3. Name some limitations of virtual environments when used for forensics.

Answer: Virtual environments are often considerably different from the original computer image, which limits the admissibility in court of evidence gathered (or at the very least makes it subject to challenges by opposing counsel). In addition, some of the installed software products may refuse to start, installed services may not work, and the computer itself might not boot.

4. How can you verify that in imaging the source media, the original media is unchanged?

Answer: Verification is done by Secure Hash Algorithm (SHA-1) and SHA-2, CRC, or MD5 confirmation. These methods ensure that the copy procedure did not corrupt the original data.

5. Name a tool that can be used to image the data in the memory of a cell phone.

Answer: Several tools are available to image data in the memory of cell phones, such as Device Seizure from Paraben, Palm dd (pdd) (for Palm OS), BitPim (for use with CDMA phones), Oxygen Forensic Suite 2010 (for use with cell phones, smartphones, and PDAs), Mobilyze (for use with iPhones, iPod Touch, and iPad devices), and Zdziarski’s Forensics Guide for the iPhone.

6. What does the Netstat utility do?

Answer: Netstat displays the active computer connections. This information provides the investigator with a list of what protocols are running and what ports are open.

7. When collecting evidence, which do you want to extract first: the information in memory or on the hard drive?

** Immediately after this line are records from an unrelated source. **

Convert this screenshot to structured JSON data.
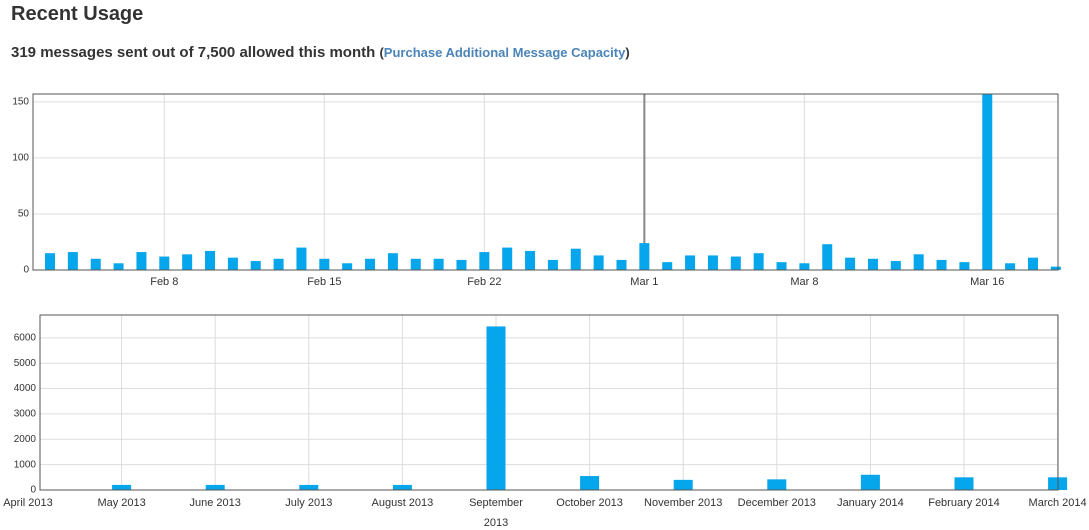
{
  "header": {
    "title": "Recent Usage",
    "usage_text": "319 messages sent out of 7,500 allowed this month",
    "link_open": "(",
    "link_text": "Purchase Additional Message Capacity",
    "link_close": ")"
  },
  "chart_data": [
    {
      "type": "bar",
      "color": "#06a6ec",
      "grid": true,
      "categories": [
        null,
        null,
        null,
        null,
        null,
        "Feb 8",
        null,
        null,
        null,
        null,
        null,
        null,
        "Feb 15",
        null,
        null,
        null,
        null,
        null,
        null,
        "Feb 22",
        null,
        null,
        null,
        null,
        null,
        null,
        "Mar 1",
        null,
        null,
        null,
        null,
        null,
        null,
        "Mar 8",
        null,
        null,
        null,
        null,
        null,
        null,
        null,
        "Mar 16",
        null,
        null,
        null
      ],
      "values": [
        15,
        16,
        10,
        6,
        16,
        12,
        14,
        17,
        11,
        8,
        10,
        20,
        10,
        6,
        10,
        15,
        10,
        10,
        9,
        16,
        20,
        17,
        9,
        19,
        13,
        9,
        24,
        7,
        13,
        13,
        12,
        15,
        7,
        6,
        23,
        11,
        10,
        8,
        14,
        9,
        7,
        157,
        6,
        11,
        3
      ],
      "ylim": [
        0,
        157
      ],
      "yticks": [
        0,
        50,
        100,
        150
      ]
    },
    {
      "type": "bar",
      "color": "#06a6ec",
      "grid": true,
      "categories": [
        "April 2013",
        "May 2013",
        "June 2013",
        "July 2013",
        "August 2013",
        "September",
        "October 2013",
        "November 2013",
        "December 2013",
        "January 2014",
        "February 2014",
        "March 2014"
      ],
      "annotation": "2013",
      "values": [
        0,
        200,
        200,
        200,
        200,
        6450,
        550,
        400,
        420,
        600,
        500,
        500
      ],
      "ylim": [
        0,
        6900
      ],
      "yticks": [
        0,
        1000,
        2000,
        3000,
        4000,
        5000,
        6000
      ]
    }
  ]
}
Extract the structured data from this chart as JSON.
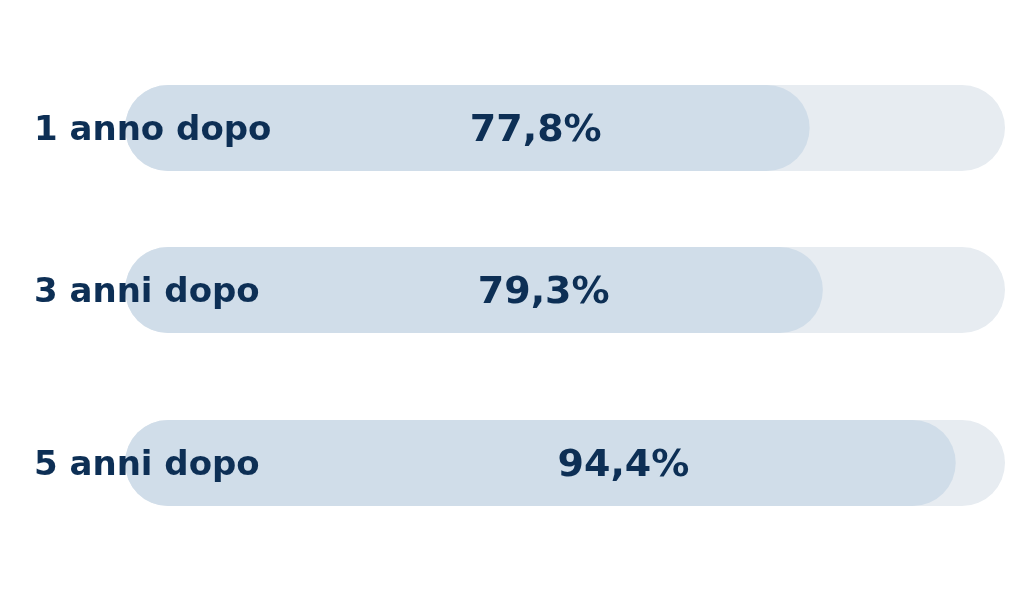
{
  "chart_data": {
    "type": "bar",
    "orientation": "horizontal",
    "categories": [
      "1 anno dopo",
      "3 anni dopo",
      "5 anni dopo"
    ],
    "values": [
      77.8,
      79.3,
      94.4
    ],
    "value_labels": [
      "77,8%",
      "79,3%",
      "94,4%"
    ],
    "color": "#d0dde9",
    "xlim": [
      0,
      100
    ],
    "tick_labels": "y"
  }
}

Answer: You should collect evidence on a system beginning with the more volatile and proceeding to the less volatile; therefore, memory data should be collected before hard drive data.

8. Why can choosing the method used to shut down a suspect computer be a difficult decision to make?

Answer: If you disconnect the power cord, you risk losing data, especially on UNIX computers. If you shut down the computer through the normal shutdown method, you risk running destructive programs that will delete data upon shutdown.

9. If you need to boot a suspect computer to make an image copy, how should you do it?

Answer: You should boot from a controlled boot disk and then create a bit stream of the hard disk using a disk-imaging utility.

10. Name three programs or utilities that can be used to collect forensic images.

Answer: EnCase, Access Data’s Forensic Toolkit (FTK), Technology Pathways’ ProDiscover Incident Response (IR), X-Ways Forensics (XWF), the dd utility, WinHex, Grave-Robber, and Incident Response Collection Report (IRCR).